See 28 U.S.C. § 1915(g).
"Every pleading, written motion, and other paper must be signed by at least one . . . party personally if the party is unrepresented. The paper must state the signer's address, e-mail address, and telephone number. . . . The court must strike an unsigned paper unless the omission is promptly corrected after being called to the . . . party's attention." FED. R. CIV. P. 11(a).
Recommendation
For the foregoing reasons, IT IS RECOMMENDED that, to the extent the forty-two prisoner-signatories seek to join as plaintiffs, their claims be SEVERED and DISMISSED WITHOUT PREJUDICE to each signatory's right to file a new civil complaint. The Clerk of Court should be instructed to mail a copy of this Report and Recommendation, a copy of the Judgment adopting this Report and Recommendation, an in forma pauperis application, and a prisoner civil rights complaint form to each signatory listed in Document No. 1-2.
IT IS FURTHER RECOMMENDED that Plaintiff Derrick Dukes' requests to investigate or assess LaSalle Management and the conditions of confinement at MPCC should be DISMISSED as frivolous and for failing to state claims on which relief may be granted.

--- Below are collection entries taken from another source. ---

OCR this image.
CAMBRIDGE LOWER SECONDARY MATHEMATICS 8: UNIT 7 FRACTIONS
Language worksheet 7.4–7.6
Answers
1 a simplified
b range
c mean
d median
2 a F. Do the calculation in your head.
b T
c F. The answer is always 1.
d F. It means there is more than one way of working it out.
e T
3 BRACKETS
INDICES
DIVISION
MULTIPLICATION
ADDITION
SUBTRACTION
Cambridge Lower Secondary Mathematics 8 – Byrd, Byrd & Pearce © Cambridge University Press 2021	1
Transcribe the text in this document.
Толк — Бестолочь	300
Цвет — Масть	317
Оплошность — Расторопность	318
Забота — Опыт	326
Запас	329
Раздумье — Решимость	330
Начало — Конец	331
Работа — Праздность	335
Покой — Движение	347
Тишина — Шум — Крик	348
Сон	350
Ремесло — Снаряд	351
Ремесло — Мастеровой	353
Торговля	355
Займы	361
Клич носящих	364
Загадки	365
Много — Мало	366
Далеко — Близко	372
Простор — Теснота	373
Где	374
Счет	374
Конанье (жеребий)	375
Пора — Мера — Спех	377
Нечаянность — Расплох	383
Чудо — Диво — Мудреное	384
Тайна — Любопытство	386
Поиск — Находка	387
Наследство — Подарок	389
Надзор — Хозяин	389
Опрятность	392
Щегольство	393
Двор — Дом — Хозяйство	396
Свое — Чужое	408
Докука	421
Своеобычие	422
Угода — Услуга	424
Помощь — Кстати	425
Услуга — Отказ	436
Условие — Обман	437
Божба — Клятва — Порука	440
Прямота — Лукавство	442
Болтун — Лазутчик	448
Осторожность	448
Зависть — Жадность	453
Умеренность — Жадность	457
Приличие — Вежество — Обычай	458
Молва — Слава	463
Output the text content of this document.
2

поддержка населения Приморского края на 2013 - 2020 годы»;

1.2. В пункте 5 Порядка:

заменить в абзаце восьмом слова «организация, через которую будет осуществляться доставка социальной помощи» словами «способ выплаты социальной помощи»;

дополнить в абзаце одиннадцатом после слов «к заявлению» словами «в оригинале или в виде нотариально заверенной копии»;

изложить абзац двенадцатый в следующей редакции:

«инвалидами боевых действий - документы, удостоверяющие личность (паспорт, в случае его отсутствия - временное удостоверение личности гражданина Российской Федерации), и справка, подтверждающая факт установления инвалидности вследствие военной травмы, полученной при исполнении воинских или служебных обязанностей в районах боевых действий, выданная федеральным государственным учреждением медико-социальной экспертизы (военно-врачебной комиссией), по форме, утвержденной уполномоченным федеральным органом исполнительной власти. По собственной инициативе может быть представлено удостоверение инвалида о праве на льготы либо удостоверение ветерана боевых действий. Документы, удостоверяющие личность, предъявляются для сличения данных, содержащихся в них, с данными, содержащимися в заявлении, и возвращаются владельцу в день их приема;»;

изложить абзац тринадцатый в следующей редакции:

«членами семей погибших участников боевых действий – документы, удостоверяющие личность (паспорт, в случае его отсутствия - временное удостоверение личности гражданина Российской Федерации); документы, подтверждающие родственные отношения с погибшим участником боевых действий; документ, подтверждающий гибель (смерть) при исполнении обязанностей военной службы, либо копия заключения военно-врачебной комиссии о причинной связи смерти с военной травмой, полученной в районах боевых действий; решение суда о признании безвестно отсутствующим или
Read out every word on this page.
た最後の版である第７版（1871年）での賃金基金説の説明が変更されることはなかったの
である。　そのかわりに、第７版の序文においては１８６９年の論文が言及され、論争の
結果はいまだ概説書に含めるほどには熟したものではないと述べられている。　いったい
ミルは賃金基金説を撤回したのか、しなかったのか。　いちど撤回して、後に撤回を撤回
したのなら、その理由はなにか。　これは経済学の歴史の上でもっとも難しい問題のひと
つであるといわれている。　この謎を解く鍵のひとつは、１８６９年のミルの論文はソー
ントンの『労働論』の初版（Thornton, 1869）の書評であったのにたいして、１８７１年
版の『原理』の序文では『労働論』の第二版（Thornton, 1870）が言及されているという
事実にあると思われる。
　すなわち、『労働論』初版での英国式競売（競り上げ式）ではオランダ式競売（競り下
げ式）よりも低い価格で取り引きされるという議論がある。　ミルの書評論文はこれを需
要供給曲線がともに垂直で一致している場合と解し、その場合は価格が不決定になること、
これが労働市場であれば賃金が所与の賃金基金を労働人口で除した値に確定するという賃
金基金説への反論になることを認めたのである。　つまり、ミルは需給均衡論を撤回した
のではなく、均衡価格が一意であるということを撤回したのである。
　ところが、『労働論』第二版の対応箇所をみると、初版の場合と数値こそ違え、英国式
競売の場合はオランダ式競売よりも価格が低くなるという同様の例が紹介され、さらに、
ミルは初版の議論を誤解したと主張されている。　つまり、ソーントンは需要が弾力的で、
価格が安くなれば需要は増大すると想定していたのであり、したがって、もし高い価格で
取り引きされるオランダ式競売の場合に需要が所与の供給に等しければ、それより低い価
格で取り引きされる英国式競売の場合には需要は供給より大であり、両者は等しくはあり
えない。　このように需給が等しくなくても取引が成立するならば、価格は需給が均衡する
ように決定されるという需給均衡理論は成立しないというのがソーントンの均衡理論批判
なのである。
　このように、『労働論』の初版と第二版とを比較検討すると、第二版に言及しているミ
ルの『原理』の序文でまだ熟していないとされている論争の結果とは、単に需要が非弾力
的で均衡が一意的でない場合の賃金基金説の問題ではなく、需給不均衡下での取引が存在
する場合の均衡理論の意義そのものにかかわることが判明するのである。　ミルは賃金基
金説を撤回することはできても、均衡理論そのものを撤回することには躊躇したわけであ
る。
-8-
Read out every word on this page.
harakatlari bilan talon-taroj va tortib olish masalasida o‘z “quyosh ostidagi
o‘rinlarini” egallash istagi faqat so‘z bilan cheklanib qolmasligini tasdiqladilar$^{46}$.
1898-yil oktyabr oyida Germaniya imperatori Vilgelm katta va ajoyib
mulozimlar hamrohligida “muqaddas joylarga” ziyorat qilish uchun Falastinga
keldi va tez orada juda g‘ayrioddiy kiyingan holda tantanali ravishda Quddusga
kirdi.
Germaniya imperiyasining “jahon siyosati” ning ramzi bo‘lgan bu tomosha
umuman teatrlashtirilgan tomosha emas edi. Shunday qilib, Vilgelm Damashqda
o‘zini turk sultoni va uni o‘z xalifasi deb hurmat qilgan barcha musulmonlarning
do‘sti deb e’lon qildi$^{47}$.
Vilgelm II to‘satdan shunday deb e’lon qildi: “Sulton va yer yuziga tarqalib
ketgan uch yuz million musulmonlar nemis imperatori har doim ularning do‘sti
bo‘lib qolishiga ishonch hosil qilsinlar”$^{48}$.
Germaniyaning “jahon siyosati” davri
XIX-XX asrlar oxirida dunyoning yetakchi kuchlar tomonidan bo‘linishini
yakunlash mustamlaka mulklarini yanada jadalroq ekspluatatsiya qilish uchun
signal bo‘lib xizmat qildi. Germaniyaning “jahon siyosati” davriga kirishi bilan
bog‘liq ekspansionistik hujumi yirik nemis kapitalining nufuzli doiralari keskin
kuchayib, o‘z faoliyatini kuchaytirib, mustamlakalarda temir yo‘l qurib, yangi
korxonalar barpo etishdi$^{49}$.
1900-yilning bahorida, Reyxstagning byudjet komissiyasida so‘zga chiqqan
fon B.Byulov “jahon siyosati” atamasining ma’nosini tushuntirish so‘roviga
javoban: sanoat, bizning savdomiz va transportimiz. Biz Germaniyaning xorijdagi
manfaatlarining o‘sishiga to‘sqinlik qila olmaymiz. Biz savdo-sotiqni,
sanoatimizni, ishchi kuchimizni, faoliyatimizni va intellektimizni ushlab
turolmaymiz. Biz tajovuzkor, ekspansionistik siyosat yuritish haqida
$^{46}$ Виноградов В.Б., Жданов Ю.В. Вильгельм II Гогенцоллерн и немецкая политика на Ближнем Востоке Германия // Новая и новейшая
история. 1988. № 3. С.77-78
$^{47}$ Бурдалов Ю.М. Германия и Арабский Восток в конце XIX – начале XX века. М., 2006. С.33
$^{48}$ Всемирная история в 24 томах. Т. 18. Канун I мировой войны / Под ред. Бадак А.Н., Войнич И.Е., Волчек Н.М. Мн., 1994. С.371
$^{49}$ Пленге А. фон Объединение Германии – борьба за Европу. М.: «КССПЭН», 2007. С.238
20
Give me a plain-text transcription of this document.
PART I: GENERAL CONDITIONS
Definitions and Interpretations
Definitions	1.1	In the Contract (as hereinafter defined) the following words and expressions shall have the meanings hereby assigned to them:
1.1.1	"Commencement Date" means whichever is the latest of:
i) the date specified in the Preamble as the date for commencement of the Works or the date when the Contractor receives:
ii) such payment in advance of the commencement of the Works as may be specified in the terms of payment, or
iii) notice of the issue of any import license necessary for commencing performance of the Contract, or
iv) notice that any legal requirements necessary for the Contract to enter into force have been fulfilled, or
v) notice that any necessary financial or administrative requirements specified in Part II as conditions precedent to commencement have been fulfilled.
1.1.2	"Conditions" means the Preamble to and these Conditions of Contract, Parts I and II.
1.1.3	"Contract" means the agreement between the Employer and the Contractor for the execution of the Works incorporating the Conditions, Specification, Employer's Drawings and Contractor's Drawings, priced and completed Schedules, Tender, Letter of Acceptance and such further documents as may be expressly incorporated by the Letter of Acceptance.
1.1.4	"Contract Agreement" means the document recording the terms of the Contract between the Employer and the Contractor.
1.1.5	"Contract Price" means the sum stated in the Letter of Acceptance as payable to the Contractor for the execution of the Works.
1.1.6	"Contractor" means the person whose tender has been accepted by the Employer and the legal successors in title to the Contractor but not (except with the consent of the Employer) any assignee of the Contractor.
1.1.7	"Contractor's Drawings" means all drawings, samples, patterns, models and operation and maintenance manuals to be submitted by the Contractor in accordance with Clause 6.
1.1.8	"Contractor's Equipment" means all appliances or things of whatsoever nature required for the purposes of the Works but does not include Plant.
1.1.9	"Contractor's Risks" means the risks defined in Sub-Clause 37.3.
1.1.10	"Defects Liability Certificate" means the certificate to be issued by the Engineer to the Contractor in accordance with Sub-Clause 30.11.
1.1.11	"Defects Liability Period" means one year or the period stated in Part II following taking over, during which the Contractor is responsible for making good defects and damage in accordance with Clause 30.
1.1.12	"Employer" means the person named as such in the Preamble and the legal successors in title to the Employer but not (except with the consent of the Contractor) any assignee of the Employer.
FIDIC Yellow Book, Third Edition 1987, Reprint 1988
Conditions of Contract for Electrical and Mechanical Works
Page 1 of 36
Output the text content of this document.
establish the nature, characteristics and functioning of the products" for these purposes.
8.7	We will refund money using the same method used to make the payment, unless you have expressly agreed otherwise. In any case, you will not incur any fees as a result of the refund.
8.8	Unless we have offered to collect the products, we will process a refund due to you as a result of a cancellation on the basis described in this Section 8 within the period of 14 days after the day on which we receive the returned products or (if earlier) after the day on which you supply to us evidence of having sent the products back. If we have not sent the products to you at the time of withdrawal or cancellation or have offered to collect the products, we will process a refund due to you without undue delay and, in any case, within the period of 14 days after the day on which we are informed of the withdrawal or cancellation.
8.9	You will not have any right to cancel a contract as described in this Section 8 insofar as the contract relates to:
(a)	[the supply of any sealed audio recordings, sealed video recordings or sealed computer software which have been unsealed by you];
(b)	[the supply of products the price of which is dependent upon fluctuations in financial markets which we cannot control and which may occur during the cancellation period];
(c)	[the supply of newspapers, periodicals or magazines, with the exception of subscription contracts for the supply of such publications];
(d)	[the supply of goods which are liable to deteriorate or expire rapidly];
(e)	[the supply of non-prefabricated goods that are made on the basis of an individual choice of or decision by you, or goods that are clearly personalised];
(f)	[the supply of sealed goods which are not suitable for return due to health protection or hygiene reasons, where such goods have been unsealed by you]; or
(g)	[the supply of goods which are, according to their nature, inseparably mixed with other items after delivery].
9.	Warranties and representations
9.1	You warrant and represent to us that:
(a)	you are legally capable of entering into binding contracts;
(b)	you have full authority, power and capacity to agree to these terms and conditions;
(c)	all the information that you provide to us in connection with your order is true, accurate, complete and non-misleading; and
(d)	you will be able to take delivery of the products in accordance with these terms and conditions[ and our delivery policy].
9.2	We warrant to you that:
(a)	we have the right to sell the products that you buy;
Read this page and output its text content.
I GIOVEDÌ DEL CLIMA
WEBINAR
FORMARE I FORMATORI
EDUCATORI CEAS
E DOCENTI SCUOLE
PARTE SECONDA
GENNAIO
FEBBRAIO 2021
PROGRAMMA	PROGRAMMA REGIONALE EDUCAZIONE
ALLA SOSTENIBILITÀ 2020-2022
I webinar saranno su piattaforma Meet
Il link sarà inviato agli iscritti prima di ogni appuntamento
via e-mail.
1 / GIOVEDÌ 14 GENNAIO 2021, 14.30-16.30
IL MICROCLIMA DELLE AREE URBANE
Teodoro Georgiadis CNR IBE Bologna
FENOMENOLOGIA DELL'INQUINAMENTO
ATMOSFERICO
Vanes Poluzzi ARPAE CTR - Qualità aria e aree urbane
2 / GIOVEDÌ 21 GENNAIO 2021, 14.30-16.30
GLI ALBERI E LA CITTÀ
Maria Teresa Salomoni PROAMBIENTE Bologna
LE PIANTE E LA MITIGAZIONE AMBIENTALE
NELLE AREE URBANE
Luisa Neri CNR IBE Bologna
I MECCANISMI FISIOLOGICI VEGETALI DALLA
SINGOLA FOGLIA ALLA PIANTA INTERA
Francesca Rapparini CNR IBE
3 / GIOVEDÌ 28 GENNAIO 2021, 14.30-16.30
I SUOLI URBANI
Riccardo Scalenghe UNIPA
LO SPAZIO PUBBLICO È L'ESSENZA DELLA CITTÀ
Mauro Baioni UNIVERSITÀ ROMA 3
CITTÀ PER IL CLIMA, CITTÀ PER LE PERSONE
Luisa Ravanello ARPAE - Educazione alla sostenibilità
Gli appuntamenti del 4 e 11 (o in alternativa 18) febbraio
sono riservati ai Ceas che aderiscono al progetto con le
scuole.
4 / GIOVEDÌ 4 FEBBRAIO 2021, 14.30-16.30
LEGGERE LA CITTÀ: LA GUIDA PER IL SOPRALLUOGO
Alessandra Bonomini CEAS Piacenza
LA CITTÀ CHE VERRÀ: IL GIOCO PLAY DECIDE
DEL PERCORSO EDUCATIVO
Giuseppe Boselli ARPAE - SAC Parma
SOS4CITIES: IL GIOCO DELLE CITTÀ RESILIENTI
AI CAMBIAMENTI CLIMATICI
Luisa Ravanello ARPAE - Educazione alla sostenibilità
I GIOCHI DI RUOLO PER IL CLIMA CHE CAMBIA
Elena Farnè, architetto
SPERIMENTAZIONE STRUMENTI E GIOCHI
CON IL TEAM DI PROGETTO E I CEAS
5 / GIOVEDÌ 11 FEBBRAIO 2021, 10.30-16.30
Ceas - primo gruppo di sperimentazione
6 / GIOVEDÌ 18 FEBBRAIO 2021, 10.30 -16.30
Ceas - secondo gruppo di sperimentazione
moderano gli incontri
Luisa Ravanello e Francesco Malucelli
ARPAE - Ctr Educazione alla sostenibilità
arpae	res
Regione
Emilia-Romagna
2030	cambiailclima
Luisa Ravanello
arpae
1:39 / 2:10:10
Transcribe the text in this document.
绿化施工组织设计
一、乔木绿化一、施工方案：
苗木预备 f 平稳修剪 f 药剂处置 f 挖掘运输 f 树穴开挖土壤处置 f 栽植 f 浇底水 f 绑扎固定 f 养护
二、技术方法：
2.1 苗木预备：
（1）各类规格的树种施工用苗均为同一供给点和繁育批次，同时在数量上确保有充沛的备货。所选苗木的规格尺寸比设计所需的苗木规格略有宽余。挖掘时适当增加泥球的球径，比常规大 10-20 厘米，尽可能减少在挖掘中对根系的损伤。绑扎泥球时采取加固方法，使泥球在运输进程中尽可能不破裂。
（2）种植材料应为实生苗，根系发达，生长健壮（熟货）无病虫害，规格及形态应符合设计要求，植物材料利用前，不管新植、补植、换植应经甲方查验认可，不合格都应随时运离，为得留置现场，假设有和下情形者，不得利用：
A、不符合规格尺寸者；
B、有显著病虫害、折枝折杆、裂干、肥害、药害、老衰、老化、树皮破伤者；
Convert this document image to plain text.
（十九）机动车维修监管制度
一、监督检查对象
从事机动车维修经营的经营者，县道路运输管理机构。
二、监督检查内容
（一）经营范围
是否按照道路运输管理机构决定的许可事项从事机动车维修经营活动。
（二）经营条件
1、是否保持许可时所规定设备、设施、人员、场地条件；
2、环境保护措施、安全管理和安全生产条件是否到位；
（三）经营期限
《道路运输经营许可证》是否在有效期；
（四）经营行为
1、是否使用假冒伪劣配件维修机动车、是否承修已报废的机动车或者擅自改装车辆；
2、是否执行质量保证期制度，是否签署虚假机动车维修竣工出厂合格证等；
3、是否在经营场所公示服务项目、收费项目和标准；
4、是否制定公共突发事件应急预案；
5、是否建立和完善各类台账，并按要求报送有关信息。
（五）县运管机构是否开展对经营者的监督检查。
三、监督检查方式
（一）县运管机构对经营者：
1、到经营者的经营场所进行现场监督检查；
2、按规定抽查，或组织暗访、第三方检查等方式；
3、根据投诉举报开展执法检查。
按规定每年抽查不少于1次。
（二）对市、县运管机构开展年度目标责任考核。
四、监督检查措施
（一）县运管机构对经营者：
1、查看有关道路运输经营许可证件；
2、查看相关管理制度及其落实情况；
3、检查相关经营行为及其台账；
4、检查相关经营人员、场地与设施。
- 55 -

IT IS FURTHER RECOMMENDED that Plaintiff's requests for injunctive relief be DISMISSED AS MOOT.
IT IS FURTHER RECOMMENDED that, to the extent Plaintiff raises claims on behalf of other prisoners, the claims be DISMISSED for lack of standing and, consequently, as frivolous.
Under the provisions of 28 U.S.C. § 636(b)(1)(C) and Rule 72(b), parties aggrieved by this recommendation have fourteen (14) days from service of this Report and Recommendation to file specific, written objections with the Clerk of Court. A party may respond to another party's objections within fourteen (14) days after being served with a copy of any objections or response to the district judge at the time of filing.
Failure to file written objections to the proposed factual findings and/or the proposed legal conclusions reflected in this Report and Recommendation within fourteen (14) days following the date of its service, or within the time frame authorized by Fed. R. Civ. P. 6(b) , shall bar an aggrieved party from attacking either the factual findings or the legal conclusions accepted by the District Court, except upon grounds of plain error. See Douglass v. United Services Automobile Association , 79 F.3d 1415 (5th Cir. 1996).
In Chambers, Monroe, Louisiana, this 28th day of January, 2019.